The hardware is not that dated, they specifically target then modern hardware that has the fast multiplication everyone is on about. And while multiplication has gotten faster, of course the size of the l1 cache has also grown. It is per-core so there is not going to be a whole lot of contention going on. A modern budget cpu has about 32kb per core so it’s not going to be a squeeze.
I am no expert in math but the algorithm is claimed to be better than another one because it is in a class that is better than the class the other is in. It’s not because a run of 100 shows some distribution.
You have a lot of demands for exhaustive testing but when you are asked to provide the same, it’s all too much to ask. ‘I wouldn’t mind someone plotting graphs’ yeah thanks, I wouldn’t mind someone else doing the work.
Then again someone else probably has done the work more recently or more in line with what you want to see. I found this paper in a few minutes or websearching, I’m sure you can spare the time to find a better one.
> It is per-core so there is not going to be a whole lot of contention going on.
That's only true if nothing else happens between requests to the hash table. That might be the case, or it might not. Depending on your workload that might make no difference or totally ruin your performance characteristics.
> I am no expert in math but the algorithm is claimed to be better than another one because it is in a class that is better than the class the other is in. It’s not because a run of 100 shows some distribution.
The problem with this is that while it may well have better characteristics than multiply and shift on average, the quality of the distribution of multiply and shift based hashes can vary by many orders of magnitude depending on the choice of multiplication factors. Put another way: Multiplying by 1 and shifting is a perfectly valid multiply and shift hash function. It's a very stupid one. The performance characteristics for a hash table doing that is nothing like the performance characteristics of what is proposed in the original article.
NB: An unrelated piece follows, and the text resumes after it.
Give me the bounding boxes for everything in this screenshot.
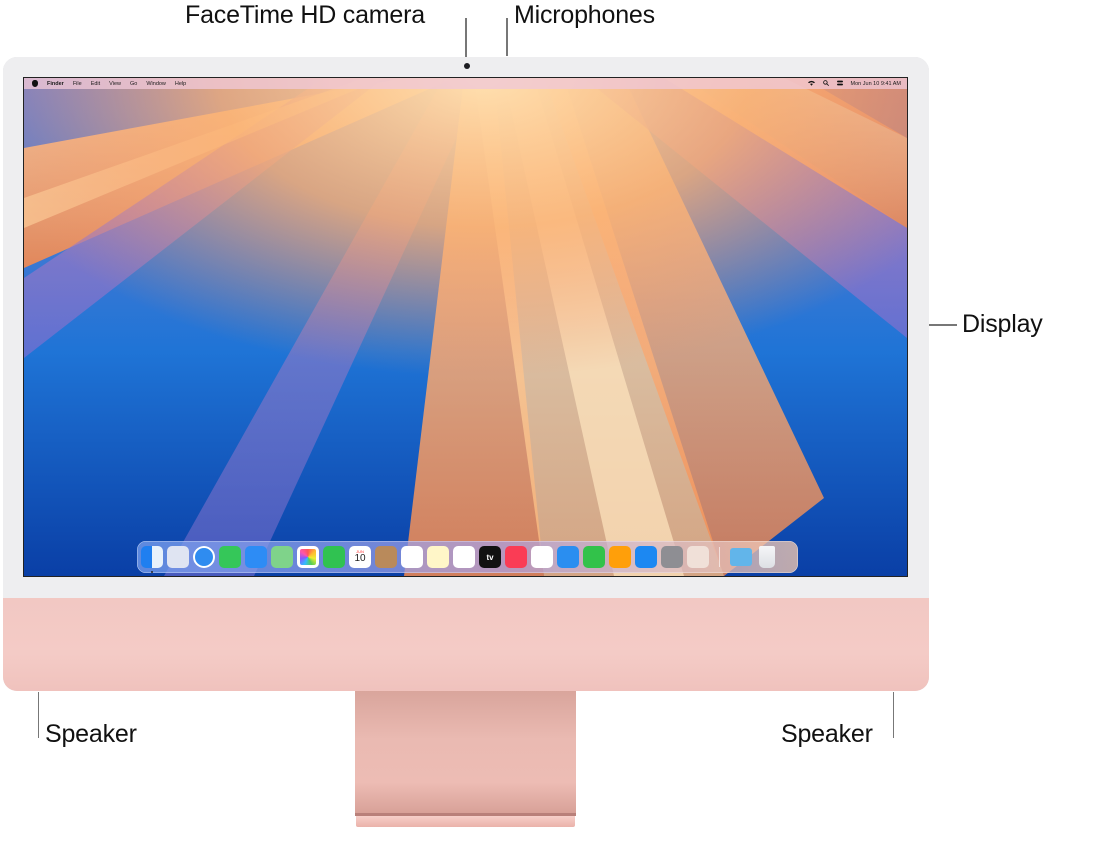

I have no doubt that the table based approach will beat a large proportion of the multiply and shift hashes. But so does other multiply and shift hashes, by large factors. As such, without actually comparing against a known set of some of the best multiply-shift hashes we learn very little about whether or not it'll do well against good multiply-shift hashes.
To me, the fact that they chose random factors is very suspicious. Nobody uses random factors. The effort spent on choosing good factors over the years has been very extensive, and even hacky, ad hoc attempts will tend to use large prime numbers.
> You have a lot of demands for exhaustive testing but when you are asked to provide the same, it’s all too much to ask. ‘I wouldn’t mind someone plotting graphs’ yeah thanks, I wouldn’t mind someone else doing the work.
I've not made demands for anything. I've pointed out that making a blanket claim that multiplication is bad when the performance characteristics has changed as much as they have is unreasonable, and a paper like this tells us pretty much nothing more. It's absolutely reasonable to consider table based approaches; it's quite possible, even likely they'll have desirable properties for various sets of inputs - there is no such thing as a perfect hash function for all inputs, and sometimes you care most about pathological worst case scenarios, some times you care about averages, some times you know what data you will or won't see. That it performs as well as they've shown it to means there is almost certainly situations where it will be a good choice. But because of the choices they made in that paper we can't really tell when and where that would be, and that's a shame.
What is not reasonable is just writing off the use of multiplication on the basis of hardware characteristics that are decades out of date. That doesn't mean you should blindly use that either.
If there's one thing people should know about working with hash tables it's that you should test and measure for the actual type of data you expect to see.
I am no expert in math but the algorithm is claimed to be better than another one because it is in a class that is better than the class the other is in. It’s not because a run of 100 shows some distribution.
You have a lot of demands for exhaustive testing but when you are asked to provide the same, it’s all too much to ask. ‘I wouldn’t mind someone plotting graphs’ yeah thanks, I wouldn’t mind someone else doing the work.
Then again someone else probably has done the work more recently or more in line with what you want to see. I found this paper in a few minutes or websearching, I’m sure you can spare the time to find a better one.